The budgetary benefits created some optimism among over enthusiastic investors for a brief period but failed to ignite investors’ sentiment in the long run because it lacked economic plan and contained political elements, he said.
But the market will see much development in days to come after bringing in some reforms in the budget, said Matin, also chairman and managing director at Alliance Capital Asset Management Limited.
The Dhaka and Chittagong stock exchanges opposed the view saying financial incentives have helped the market expand at faster pace over the years.
CSE president Al-Maruf Khan said the market size has increased to US$40bn from $1bn over the last 10 years because of incentives given in the budget. “This is a great achievement for the stock market,” he said.
Lower corporate tax being enjoyed by the listed companies has helped reducing the liquidity pressure of the banking sector, as the companies raise fund from the market instead of borrowing from bank to finance their business projects, he said.
“The most important thing is that there was no announcement of capital gain tax in the budget, which attracted a large number of investors over the years,” Khan said.

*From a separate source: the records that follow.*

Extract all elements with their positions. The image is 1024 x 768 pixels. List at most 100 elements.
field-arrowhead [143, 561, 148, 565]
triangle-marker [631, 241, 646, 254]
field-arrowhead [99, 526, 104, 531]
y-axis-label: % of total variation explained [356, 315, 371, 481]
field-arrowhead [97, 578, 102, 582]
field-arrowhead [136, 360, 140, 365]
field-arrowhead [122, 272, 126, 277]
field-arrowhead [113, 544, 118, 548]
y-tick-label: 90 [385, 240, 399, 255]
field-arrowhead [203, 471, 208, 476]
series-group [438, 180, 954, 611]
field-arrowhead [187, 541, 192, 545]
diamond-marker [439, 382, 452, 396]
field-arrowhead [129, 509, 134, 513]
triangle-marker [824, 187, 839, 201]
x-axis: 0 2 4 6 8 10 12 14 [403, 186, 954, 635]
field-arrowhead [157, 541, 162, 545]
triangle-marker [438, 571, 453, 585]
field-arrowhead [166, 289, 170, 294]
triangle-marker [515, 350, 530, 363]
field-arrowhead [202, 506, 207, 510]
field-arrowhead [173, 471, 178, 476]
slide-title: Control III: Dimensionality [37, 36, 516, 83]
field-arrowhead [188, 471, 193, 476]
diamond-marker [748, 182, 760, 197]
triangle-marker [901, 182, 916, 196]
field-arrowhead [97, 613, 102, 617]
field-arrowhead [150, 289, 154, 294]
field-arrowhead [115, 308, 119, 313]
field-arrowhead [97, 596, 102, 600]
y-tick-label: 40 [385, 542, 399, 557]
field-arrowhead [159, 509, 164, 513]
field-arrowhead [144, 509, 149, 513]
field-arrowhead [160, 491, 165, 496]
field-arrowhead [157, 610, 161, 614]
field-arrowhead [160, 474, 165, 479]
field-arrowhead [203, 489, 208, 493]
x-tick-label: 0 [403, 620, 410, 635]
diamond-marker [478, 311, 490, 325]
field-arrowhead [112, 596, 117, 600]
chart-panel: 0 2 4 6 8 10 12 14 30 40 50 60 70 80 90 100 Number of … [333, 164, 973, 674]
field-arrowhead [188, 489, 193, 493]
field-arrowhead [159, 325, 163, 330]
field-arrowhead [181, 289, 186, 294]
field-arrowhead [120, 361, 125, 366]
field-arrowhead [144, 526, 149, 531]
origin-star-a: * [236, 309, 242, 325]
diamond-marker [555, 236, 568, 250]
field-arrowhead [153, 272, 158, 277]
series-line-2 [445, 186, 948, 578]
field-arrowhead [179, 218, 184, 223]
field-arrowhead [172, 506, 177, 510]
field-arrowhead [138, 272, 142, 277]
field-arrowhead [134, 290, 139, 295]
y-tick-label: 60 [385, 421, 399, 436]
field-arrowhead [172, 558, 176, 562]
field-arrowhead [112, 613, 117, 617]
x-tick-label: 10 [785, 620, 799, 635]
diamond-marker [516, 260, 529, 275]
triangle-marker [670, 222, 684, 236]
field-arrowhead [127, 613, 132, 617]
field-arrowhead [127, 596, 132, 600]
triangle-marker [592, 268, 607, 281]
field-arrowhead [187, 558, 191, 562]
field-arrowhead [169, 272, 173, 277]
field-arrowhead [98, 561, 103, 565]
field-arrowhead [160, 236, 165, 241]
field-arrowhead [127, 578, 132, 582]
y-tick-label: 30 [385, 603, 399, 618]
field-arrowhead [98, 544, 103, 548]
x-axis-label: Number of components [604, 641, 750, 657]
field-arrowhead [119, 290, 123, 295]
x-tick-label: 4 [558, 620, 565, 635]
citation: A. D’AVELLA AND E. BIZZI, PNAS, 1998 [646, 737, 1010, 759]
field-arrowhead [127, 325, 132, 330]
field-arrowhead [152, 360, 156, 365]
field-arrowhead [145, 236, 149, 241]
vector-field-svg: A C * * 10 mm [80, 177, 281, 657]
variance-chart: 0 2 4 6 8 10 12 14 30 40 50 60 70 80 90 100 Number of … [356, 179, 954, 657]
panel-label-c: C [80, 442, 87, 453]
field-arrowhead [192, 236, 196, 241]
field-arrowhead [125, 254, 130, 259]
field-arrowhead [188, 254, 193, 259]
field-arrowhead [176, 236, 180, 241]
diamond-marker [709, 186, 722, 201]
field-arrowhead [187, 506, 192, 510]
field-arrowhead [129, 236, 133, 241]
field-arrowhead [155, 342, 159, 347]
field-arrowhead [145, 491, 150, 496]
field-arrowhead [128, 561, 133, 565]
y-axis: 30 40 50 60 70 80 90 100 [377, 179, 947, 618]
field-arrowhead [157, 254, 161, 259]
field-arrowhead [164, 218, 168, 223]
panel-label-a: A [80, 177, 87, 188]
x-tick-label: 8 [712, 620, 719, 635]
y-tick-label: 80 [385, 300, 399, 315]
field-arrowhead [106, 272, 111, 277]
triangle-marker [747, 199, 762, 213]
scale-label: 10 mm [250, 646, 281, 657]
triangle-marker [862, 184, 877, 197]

A series of reform that has already been brought in the budget has taken the market to a new arena, he also said. “And I hope policy reform measures in the budget will continue to make the market more transparent and vibrant.”
For the upcoming budget, both the bourses – CSE and DSE – proposed slashing the corporate tax for listed banks, insurance and non-bank financial institutions to 37.5% from the existing 42.5% and reduction of tax at source on brokerage 0.015% from 0.05%.
The bourses recommended a new scheme which they think would allow a 50% rebate on income tax for investors with outlays of up to Tk100,000 in the market on excuse that it would help improve the depth of the capital market and increase the flow of savings to the market.
It also recommended cutting taxes on capital gains for companies, who currently pay 10% on incomes from share transactions. A reduction in the rate to 5% on shares held for one to two years, 2% for two to three years and 0% for above three years was another proposal, which the prime bourse said such a tax structure based on the duration of the shares held would encourage institutional investors to adopt a long-term investment.
However, CSE proposed for 7.5% on shares held for one to two years, 5% for two to three years two to three years and, like the DSE, 0% for shares held longer than three years. It also demanded increasing the ceiling of tax-free income from stock investment from the existing Tk5,000 to Tk50,000.
It proposed to take budgetary steps to remove the tax exemption on share premiums, continue tax rebate for stock investment and keep scope for investment of untaxed money in the stock market.